Asian companies embarked on a raft of new projects, including marginal fields, as oil prices held above $100 a barrel for most of the last four years, supported by output cuts in the Middle East and North Africa.
But tumbling prices over the past four months have seen many projects come under scrutiny, analysts and investors were quoted by Reuters as saying on the sidelines of an energy conference this week.
As companies look at "their spending over the next few years they might scale back some of their higher cost exploration, particularly looking at frontier and deepwater exploration," Taylor said.
Many of the projects that could come under threat aim to develop smaller oilfields or exploit frontier deepwater reservoirs to shore up falling output in Southeast Asian countries such as Indonesia, Malaysia and Thailand.
State-owned Petroleum Brunei, for instance, has put on hold plans to develop fields that would produce 30,000-50,000 barrels per day (bpd) of oil after prices dropped, a source close to the company said.

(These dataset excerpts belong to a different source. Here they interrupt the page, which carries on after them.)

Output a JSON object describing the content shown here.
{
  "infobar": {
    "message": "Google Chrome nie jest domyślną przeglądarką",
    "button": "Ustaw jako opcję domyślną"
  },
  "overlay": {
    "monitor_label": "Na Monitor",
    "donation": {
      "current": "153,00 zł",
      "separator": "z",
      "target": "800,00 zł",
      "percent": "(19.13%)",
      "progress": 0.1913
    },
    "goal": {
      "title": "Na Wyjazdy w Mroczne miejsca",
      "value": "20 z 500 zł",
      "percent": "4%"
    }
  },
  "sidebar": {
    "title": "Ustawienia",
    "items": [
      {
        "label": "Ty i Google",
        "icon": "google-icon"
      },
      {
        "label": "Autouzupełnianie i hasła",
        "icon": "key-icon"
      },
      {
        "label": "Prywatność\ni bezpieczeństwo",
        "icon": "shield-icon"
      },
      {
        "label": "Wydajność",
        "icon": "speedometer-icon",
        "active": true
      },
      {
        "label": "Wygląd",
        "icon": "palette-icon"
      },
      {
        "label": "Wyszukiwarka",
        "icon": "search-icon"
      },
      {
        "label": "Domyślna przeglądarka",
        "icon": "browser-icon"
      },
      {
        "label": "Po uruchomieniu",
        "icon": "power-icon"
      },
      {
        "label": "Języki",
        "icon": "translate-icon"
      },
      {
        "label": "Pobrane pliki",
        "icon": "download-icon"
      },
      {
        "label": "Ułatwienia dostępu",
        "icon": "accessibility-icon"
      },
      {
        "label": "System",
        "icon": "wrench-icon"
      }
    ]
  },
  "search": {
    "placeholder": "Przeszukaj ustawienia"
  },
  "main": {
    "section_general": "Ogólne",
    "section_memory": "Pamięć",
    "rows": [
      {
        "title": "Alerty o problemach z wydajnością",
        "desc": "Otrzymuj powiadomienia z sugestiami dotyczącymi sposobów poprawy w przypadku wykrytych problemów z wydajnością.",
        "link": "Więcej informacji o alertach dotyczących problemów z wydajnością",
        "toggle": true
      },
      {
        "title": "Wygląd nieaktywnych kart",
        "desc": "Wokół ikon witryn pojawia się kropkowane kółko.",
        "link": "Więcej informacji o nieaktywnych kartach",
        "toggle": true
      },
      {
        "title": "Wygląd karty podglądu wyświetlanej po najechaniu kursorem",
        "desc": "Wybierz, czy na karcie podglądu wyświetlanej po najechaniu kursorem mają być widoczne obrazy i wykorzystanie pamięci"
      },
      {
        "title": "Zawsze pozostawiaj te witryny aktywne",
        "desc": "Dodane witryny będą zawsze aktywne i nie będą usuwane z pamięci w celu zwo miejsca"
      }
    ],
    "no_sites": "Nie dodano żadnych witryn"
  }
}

The price fall has caught many oil producers off guard, even giants such as China's state-run explorer CNOOC Ltd.
CNOOC's 2014 budget is based on a crude price assumption of $102 per barrel, its chief financial officer Zhong Hua said, versus current international crude prices of $82-$86.
CNOOC would scale back or suspend some high-cost projects such as deepwater exploration overseas, he said, while moving ahead with other long-term projects that account for most of its development programme.
Frost & Sullivan energy consultant Subramanya Bettadapura said deepwater projects in Indonesia and Malaysia are likely to be delayed until oil rises back above $90 a barrel.